Tony Scott, a.k.a. Anthony Sciacca (b. Morristown, NJ
1921) Tony Scott's initial
influence was Clarence Hutchenrider, clarinetist in the Glen Gray band. This
partially explains his singular sound ("The biggest sound in the world," Perry Robinson
was once heard to say). Scott studied clarinet and piano at Juilliard (he also
plays guitar), and started jamming at Minton's in 1941 and on 52nd street in
1943. It was there that Ben Webster
befriended him. Webster also had a huge influence on Scott's sound. Of course,
he also heard Bird:
"The first time was when I was sitting in with Don Byas. Bird came in and
started playing "Cherokee." Now Byas could play fast, but Bird! My mouth
dropped. And I was supposed to blow right after him."
The converging influences of Ben Webster and Charlie Parker
formed Scott's distinctive style, one quite different from Buddy DeFranco's.
Scott sounds like no other clarinetist in history: he combines the huge tonal
and phrasing gestures of Webster with the agile movements of Parker to create a
hyperactive, huge but controlled surge of sound in his solos.

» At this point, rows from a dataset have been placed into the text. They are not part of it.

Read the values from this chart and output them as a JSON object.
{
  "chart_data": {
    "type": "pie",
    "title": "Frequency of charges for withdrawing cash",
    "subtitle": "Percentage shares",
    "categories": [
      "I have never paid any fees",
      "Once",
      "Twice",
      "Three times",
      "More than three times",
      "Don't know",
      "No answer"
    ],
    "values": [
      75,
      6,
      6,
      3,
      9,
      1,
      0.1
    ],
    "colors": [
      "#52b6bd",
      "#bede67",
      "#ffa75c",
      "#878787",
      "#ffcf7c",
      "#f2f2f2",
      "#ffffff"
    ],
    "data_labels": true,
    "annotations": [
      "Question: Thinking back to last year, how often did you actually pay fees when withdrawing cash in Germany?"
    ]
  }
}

In the early 1950's, Scott's career was in the doldrums. He
said, "I decided I would never make it as a jazz clarinet player. Everybody was
passing me by. No critics dug me; I was getting no publicity. Benny had had it
for so long, and then Buddy seemed to have it sewed up." Later, however, he
became quite popular, winning the Down Beat critics poll in 1958 and
1959, and he also became highly-regarded as a baritone saxophonist. He recorded
with Milt Hinton, Clark Terry,
Sahib Shihab, Henry
Grimes, and Paul Motian, and he fronted a quartet with Bill Evans (just after he left Miles Davis), Jimmy
Garrison (pre-Coltrane), and
Pete LaRoca. It is also particularly notable that Scott was responsible for
bringing together for the first time the trio of Evans, Motian and Scott LaFaro, the results of
which can be heard on the Sung Heroes album (Sunnyside).

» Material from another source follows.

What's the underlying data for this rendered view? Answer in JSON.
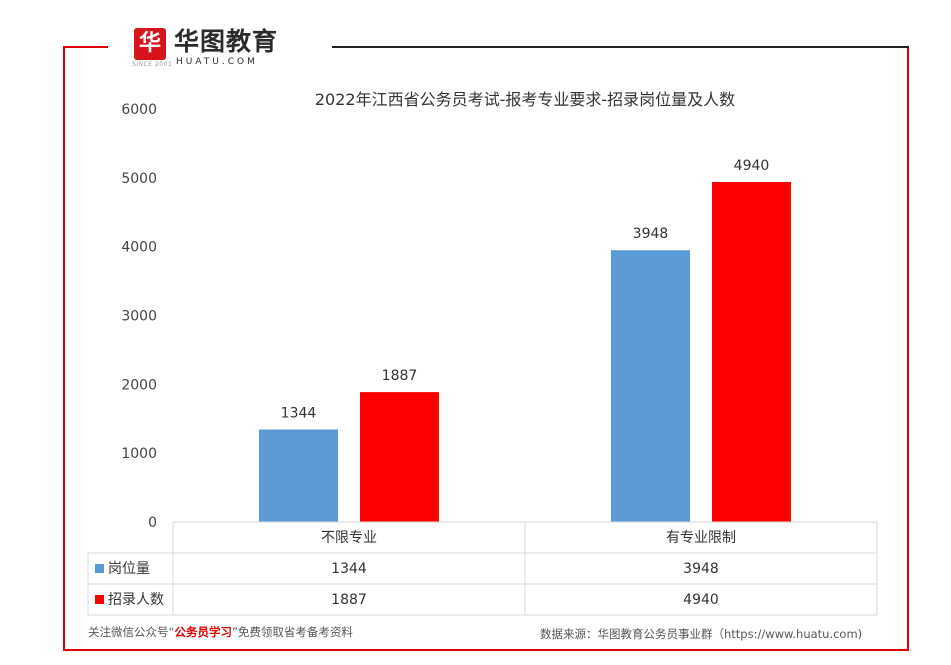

Scott was well-known as a die-hard jammer, always ready to go
on the stand and blow with anyone at any time. This was because of his basic
philosophy. He has said, "I still prefer the jam session feeling to
arrangements, and I still feel the future of jazz is with the expanding
improvising soloist." When the open jazz scene he had known on 52nd
Street evaporated in the mid to late 1950's, he left the United States and began
to wander the globe, eventually settling in Rome in 1968.
While touring in the far east he made Music for Zen
Meditation, becoming the first American jazz musician to record there. (Its
sequel, Music for Yoga Meditation And Other Joys, features Collin Walcott
on sitar). Scott's work since then has often focused on such blends of eastern
and western sounds, but he has also produced such idiosyncratic projects as a
set of various versions of Billy Strayhorn's Lush Life. He still
frequents the European jazz festivals, but has remained firmly rooted there and
has not visited the U.S. in some years.